The official opposition of the Church to heliocentrism did not by any means imply opposition to all astronomy; indeed, it needed observational data to maintain its calendar. In support of this effort it allowed the cathedrals themselves to be used as solar observatories called meridiane; i.e., they were turned into "reverse sundials", or gigantic pinhole cameras, where the Sun's image was projected from a hole in a window in the cathedral's lantern onto a meridian line.

In 1664, Pope Alexander VII published his Index Librorum Prohibitorum Alexandri VII Pontificis Maximi jussu editus which included all previous condemnations of genocentric books. An annotated copy of Principia by Issac Newton is published in 1742 by Fathers le Seur and Jacquier of the Franciscan Minims, two Catholic mathematicians with a preface stating that the author's work assumed heliocentrism and could not be explained without the theory. Pope Benedict XIV suspends the ban on heliocentric works on April 16, 1757 based on Issac Newton's work. Pope Pius VII approves a decree in 1822 by the Sacred Congregation of the Inquisition to allow the printing of heliocentric books in Rome.

The view of modern science

The realization that the heliocentric view was also not true in a strict sense was achieved in steps. That the Sun was not the center of the universe, but one of innumerable stars, was strongly advocated by the mystic Giordano Bruno; Galileo made the same point, but said very little on the matter, perhaps not wishing to incur the church's wrath. Over the course of the 18th and 19th centuries, the status of the Sun as merely one star among many became increasingly obvious. By the 20th century, even before the discovery that there are many galaxies, it was not an issue.

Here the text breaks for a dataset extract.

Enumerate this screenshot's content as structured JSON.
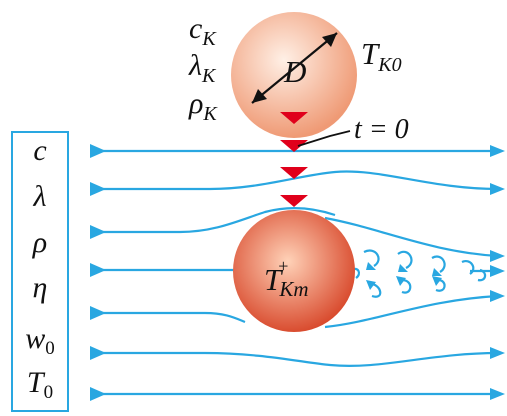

Even if the discussion is limited to the solar system, the sun is not at the geometric center of any planet's orbit, but rather at one focus of the elliptical orbit. Furthermore, to the extent that a planet's mass cannot be neglected in comparison to the Sun's mass, the center of gravity of the solar system is displaced slightly away from the center of the Sun. (The masses of the planets, mostly Jupiter, amount to 0.14% of that of the Sun.) Therefore a hypothetical astronomer on an extrasolar planet would observe a "wobble".

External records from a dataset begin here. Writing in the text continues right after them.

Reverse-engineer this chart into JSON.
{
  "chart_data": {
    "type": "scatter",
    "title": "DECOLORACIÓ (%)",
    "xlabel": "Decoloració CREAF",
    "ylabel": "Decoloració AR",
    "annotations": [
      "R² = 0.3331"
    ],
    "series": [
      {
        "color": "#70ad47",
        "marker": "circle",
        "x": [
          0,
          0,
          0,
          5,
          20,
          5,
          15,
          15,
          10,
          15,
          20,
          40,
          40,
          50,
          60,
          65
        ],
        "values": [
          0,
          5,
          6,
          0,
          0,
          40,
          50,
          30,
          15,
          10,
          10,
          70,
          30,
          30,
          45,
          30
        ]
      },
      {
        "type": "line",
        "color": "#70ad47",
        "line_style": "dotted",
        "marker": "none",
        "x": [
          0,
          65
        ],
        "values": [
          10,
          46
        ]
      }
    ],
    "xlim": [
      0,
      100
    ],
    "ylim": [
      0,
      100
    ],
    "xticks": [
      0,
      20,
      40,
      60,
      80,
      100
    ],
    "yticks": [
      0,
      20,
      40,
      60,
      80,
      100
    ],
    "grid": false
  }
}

Giving up the whole concept of being "at rest" is related to the principle of relativity. While, assuming an unbounded universe, it was clear there is no privileged position in space, until postulation of the special theory of relativity by Albert Einstein, at least the existence of a privileged class of inertial systems absolutely at rest was assumed, in particular in the form of the hypothesis of the luminiferous aether. Some forms of Mach's principle consider the frame at rest with respect to the masses in the universe to have special properties.

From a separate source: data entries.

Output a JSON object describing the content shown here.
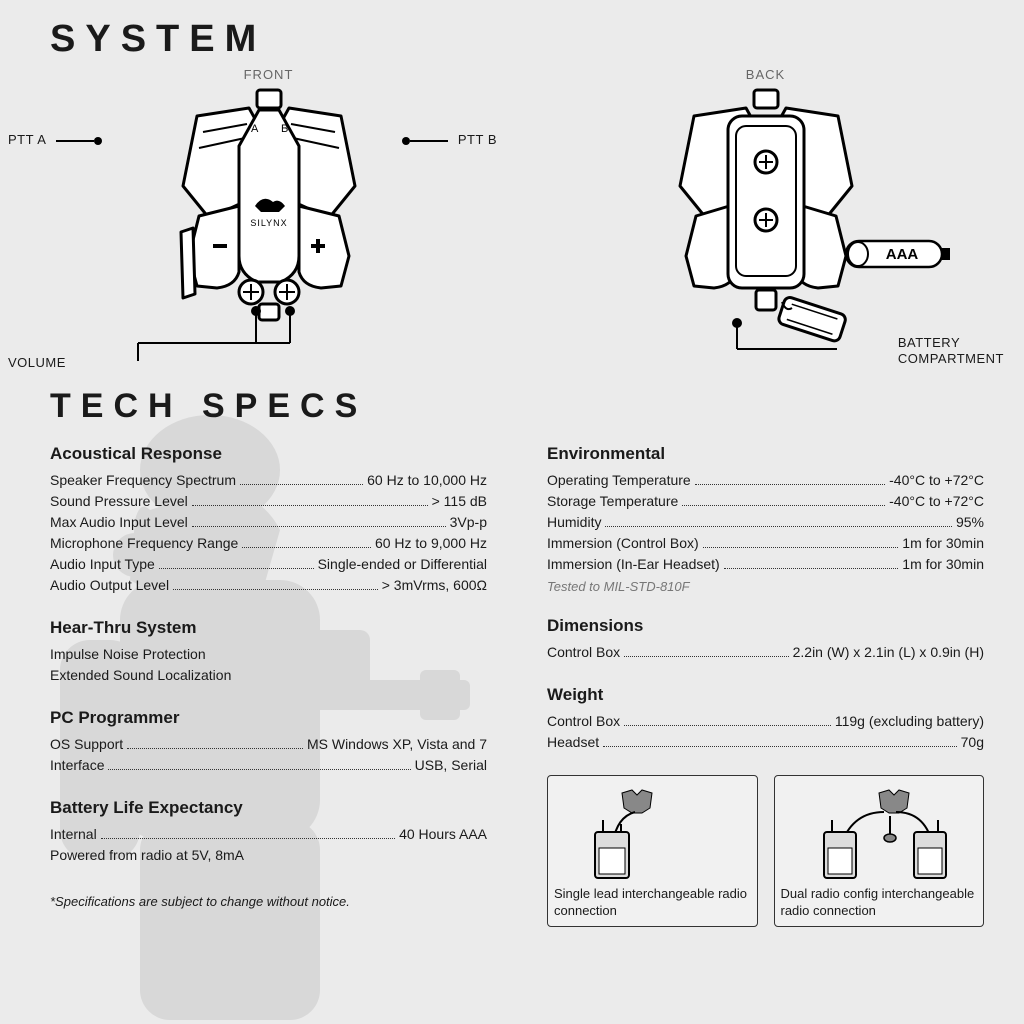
{
  "title": "SYSTEM",
  "tech_title": "TECH SPECS",
  "views": {
    "front": "FRONT",
    "back": "BACK"
  },
  "callouts": {
    "ptt_a": "PTT A",
    "ptt_b": "PTT B",
    "volume": "VOLUME",
    "battery": "BATTERY\nCOMPARTMENT",
    "aaa": "AAA",
    "brand": "SILYNX",
    "ab_a": "A",
    "ab_b": "B"
  },
  "spec_groups_left": [
    {
      "heading": "Acoustical Response",
      "rows": [
        {
          "label": "Speaker Frequency Spectrum",
          "value": "60 Hz to 10,000 Hz"
        },
        {
          "label": "Sound Pressure Level",
          "value": "> 115 dB"
        },
        {
          "label": "Max Audio Input Level",
          "value": "3Vp-p"
        },
        {
          "label": "Microphone Frequency Range",
          "value": "60 Hz to 9,000 Hz"
        },
        {
          "label": "Audio Input Type",
          "value": "Single-ended or Differential"
        },
        {
          "label": "Audio Output Level",
          "value": "> 3mVrms, 600Ω"
        }
      ]
    },
    {
      "heading": "Hear-Thru System",
      "plain": [
        "Impulse Noise Protection",
        "Extended Sound Localization"
      ]
    },
    {
      "heading": "PC Programmer",
      "rows": [
        {
          "label": "OS Support",
          "value": "MS Windows XP, Vista and 7"
        },
        {
          "label": "Interface",
          "value": "USB, Serial"
        }
      ]
    },
    {
      "heading": "Battery Life Expectancy",
      "rows": [
        {
          "label": "Internal",
          "value": "40 Hours AAA"
        }
      ],
      "plain_after": [
        "Powered from radio at 5V, 8mA"
      ]
    }
  ],
  "spec_groups_right": [
    {
      "heading": "Environmental",
      "rows": [
        {
          "label": "Operating Temperature",
          "value": "-40°C to +72°C"
        },
        {
          "label": "Storage Temperature",
          "value": "-40°C to +72°C"
        },
        {
          "label": "Humidity",
          "value": "95%"
        },
        {
          "label": "Immersion (Control Box)",
          "value": "1m for 30min"
        },
        {
          "label": "Immersion (In-Ear Headset)",
          "value": "1m for 30min"
        }
      ],
      "note": "Tested to MIL-STD-810F"
    },
    {
      "heading": "Dimensions",
      "rows": [
        {
          "label": "Control Box ",
          "value": "2.2in (W) x 2.1in (L) x 0.9in (H)"
        }
      ]
    },
    {
      "heading": "Weight",
      "rows": [
        {
          "label": "Control Box",
          "value": "119g (excluding battery)"
        },
        {
          "label": "Headset",
          "value": "70g"
        }
      ]
    }
  ],
  "configs": [
    {
      "caption": "Single lead interchangeable radio connection"
    },
    {
      "caption": "Dual radio config interchangeable radio connection"
    }
  ],
  "footnote": "*Specifications are subject to change without notice.",
  "colors": {
    "bg": "#ebebeb",
    "text": "#1a1a1a",
    "muted": "#777",
    "line": "#000"
  }
}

Modern use of geocentric and heliocentric

In modern calculations, the origin and orientation of a coordinate system often have to be selected. For practical reasons, systems with their origin in the center of Earth's mass, solar mass or in the center of mass of solar system are frequently selected. The adjectives geocentric or heliocentric may be used in this context. However, such selection of coordinates has no philosophical or physical implications.

Fred Hoyle wrote:

The relation of the two pictures [geocentricity and heliocentricity] is reduced to a mere coordinate transformation and it is the main tenet of the Einstein theory that any two ways of looking at the world which are related to each other by a coordinate transformation are entirely equivalent from a physical point of view. (Hoyle, 1973, p. 78)

References

  • Fantoli, Annibale (2003). Galileo—For Copernicanism and the Church, third English edition, tr. George V. Coyne, SJ. Vatican Observatory Publications, Notre Dame, IN. ISBN 88-209-7427-4
  • Heilbron, J.L. (1999). The Sun in the Church: Cathedrals as Solar Observatories. Harvard University Press, Cambridge, MA.
  • Hoyle, Sir Fred (1973). Nicolaus Copernicus. Heinemann Educational Books Ltd., London.
  • Koestler, Arthur (1959). The Sleepwalkers: a history of man's changing vision of the universe. Hutchinson, London.
  • Joseph, George G. (2000). The Crest of the Peacock, second edition. Penguin Books, London.